22.12.2015

Piñata

Piñata – Wort des Tages - EVS Translations
Piñata – Wort des Tages – EVS Translations

Für die meisten ist Piñata ein lustiges Spiel für den Kindergeburtstag. Und das ist nicht ganz falsch, denn Piñata bringt auf jeden Fall Spaß, aber sie hat auch eine reiche Geschichte, die, für viele überraschend, in China begann und etwas mit dem Neujahrsfest zu tun hat.

Historiker glauben, dass der berühmte Reisende Marco Polo der erste Europäer war, der den chinesischen Brauch beobachten konnte, nämlich Hohlfiguren aus farbigem Papier (meist in Form einer Kuh oder eines Ochsen) herzustellen, diese mit verschiedenen Samenkörnern zu füllen und dann anlässlich des Neujahrsfestes mit farbenprächtigen Stöcken darauf zu schlagen, damit das kommende Jahr Fruchtbarkeit und eine reiche Ernte bringt.

Die Venezianer und Italiener brachten den Gedanken dieser frühen Piñatas mit nach Hause und verknüpften ihn im 14. Jahrhundert mit den christlichen Fastenfeierlichkeiten.

Der erste Sonntag der Fastenzeit wurde zum Piñata-Sonntag, abgeleitet von den italienischen Wörtern pignatta (Tontopf) und pigna (Pinienzapfen); die frühen italienischen piñatas waren Töpfe aus Ton in Form von Pinienzapfen.

Der Brauch wurde bald auch in Spanien populär, wo man bei den Fastenfeierlichkeiten Tongefäße verwendete, die man la olla (abgeleitet vom spanischen Wort für Topf) nannte, und von dort brachten im frühen 16. Jahrhundert die spanischen Konquistadoren den Brauch nach Mexiko, wo die Einheimischen Piñata mit vielen volkstümlichen Liedern und Bräuchen begingen.

Die Mexikaner hatten bereits ganz ähnliche Rituale der Azteken und Maya, bei denen die aztekischen Priester anlässlich der Geburtstagsfeierlichkeiten des aztekischen Kriegsgottes mit Federn dekorierte und mit Beeren und Nüssen gefüllte Tongefäße in den Tempeln aufhingen.
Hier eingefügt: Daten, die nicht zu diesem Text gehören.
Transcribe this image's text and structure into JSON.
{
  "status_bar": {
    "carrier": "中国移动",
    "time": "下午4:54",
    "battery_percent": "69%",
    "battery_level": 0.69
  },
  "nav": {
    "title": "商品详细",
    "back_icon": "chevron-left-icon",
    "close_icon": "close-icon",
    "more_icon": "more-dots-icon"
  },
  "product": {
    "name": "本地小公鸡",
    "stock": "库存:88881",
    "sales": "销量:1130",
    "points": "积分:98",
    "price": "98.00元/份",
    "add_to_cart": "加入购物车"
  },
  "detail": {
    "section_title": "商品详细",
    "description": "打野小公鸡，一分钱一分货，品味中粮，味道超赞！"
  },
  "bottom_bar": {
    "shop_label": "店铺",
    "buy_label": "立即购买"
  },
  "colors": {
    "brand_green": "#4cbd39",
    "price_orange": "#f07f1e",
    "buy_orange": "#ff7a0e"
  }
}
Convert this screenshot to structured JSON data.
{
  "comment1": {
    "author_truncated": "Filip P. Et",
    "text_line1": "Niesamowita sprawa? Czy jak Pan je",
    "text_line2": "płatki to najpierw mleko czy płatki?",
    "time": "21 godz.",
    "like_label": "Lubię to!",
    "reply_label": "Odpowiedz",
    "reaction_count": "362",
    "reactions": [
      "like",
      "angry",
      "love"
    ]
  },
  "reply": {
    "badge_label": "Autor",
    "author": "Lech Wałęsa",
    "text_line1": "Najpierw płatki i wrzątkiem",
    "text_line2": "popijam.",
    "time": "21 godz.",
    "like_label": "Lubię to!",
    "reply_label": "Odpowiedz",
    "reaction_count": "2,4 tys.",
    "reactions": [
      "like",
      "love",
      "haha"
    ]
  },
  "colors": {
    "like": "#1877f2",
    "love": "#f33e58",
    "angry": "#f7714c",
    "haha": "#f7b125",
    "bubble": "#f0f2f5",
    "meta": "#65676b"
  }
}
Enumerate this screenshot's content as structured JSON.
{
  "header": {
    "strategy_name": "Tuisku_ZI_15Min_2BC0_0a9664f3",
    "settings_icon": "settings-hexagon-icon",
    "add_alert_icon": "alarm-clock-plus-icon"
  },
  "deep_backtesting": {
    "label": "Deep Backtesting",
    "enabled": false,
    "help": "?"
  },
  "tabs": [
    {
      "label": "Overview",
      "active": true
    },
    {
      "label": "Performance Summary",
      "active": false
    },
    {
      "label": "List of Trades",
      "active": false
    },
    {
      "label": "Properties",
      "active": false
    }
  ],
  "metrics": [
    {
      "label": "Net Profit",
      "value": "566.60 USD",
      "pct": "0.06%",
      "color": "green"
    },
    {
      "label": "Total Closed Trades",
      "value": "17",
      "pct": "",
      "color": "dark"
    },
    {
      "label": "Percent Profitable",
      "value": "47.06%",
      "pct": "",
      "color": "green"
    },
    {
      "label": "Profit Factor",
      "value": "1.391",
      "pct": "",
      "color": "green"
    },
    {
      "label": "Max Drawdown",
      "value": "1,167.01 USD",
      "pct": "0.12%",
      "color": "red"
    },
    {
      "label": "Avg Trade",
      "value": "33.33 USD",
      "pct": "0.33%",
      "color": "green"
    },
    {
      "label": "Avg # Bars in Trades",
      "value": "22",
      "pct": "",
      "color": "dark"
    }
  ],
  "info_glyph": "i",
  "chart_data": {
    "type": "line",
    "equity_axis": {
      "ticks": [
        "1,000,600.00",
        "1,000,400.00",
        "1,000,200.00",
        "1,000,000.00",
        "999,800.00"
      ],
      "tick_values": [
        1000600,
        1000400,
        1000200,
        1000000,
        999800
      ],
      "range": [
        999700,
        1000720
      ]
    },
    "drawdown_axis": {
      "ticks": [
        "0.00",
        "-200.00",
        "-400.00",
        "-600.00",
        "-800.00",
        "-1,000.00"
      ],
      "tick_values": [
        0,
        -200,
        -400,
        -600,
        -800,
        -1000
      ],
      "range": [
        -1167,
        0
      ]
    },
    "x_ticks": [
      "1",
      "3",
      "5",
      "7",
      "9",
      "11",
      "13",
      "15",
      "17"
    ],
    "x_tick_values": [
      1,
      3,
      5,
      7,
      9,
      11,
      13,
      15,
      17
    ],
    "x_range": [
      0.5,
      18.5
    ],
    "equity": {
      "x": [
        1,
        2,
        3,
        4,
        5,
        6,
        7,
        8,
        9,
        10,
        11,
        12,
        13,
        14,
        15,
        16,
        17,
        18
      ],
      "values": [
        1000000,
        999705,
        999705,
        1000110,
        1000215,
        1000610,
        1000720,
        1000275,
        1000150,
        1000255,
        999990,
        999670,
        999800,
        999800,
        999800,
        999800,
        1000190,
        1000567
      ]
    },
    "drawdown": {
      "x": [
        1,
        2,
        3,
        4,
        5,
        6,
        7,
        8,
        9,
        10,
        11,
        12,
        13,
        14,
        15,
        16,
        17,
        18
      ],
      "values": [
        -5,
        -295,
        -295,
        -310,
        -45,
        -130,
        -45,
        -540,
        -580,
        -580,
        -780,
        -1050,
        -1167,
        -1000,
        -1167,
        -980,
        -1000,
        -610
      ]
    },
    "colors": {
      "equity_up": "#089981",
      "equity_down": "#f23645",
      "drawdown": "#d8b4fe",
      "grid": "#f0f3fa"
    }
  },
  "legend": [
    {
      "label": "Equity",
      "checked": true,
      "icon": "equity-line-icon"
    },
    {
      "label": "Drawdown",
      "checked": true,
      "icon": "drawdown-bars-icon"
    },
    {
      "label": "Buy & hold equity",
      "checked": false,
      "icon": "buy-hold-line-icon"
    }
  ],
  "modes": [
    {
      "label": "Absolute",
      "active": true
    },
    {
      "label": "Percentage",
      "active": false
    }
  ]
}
Wenn der Topf zerbrach und sein Inhalt auf den Boden fiel, war die Gunst der Götter auf der Seite der Menschen. Und bei den Mayas gab es ein Ritual, bei dem Menschen mit verbundenen Augen auf einen an einem Seil aufgehängten Topf schlugen.

Die spanischen Missionare passten diese örtlichen Rituale mit der Gestaltung einer religiösen Piñata an ihre Zwecke an. Sie hatte die Form eines Satelliten mit sieben herausstehenden Kegeln. Diese versinnbildlichten die sieben Todsünden und den Satan, der die Menschen in Versuchung führt, welche mit Stöcken, die ihre Tugend darstellten, gegen diese Versuchung kämpften. Die Süßigkeiten und Früchte, welche die früher verwendeten Samenkörner ersetzten, waren die Belohnung für die Glaubenstreue der Teilnehmer.

Die erste schriftliche Verwendung unseres Wortes in einer britischen Quelle stammt aus dem Jahr 1868 aus einem Reiseführer für Kuba, Puerto Rico und St. Thomas mit dem Titel The Stranger in the Tropics: „Die Pinata ist eine große Papierkugel, die mit den verschiedensten Gegenständen gefüllt ist und an der Decke des Ballsaals aufgehängt wird.“

Die nächste schriftliche Erwähnung findet sich 3 Jahre später und stammt von einer Beobachterin eines Piñata-Festes in Mexiko. 1889 schrieb Fanny Chambers Gooch in Face to face with the Mexicans: „Jetzt beginnt der Spaß des Zerschlagens der piñate. Sie ist an der Decke aufgehängt, und jedermann versucht, mit verbundenen Augen auf die hin und her schwingende piñate zu schlagen.”

Heute hat die Piñata ihren religiösen Charakter meist verloren und ist nur noch Bestandteil der mexikanischen Kunst der cartonería (Skulpturen aus Pappmaché). In vielen Ländern auf der ganzen Welt ist sie aber immer noch Mittelpunkt vieler Geburtstags- und Weihnachtsfeierlichkeiten, an der sich Kinder und Erwachsene gleichermaßen erfreuen.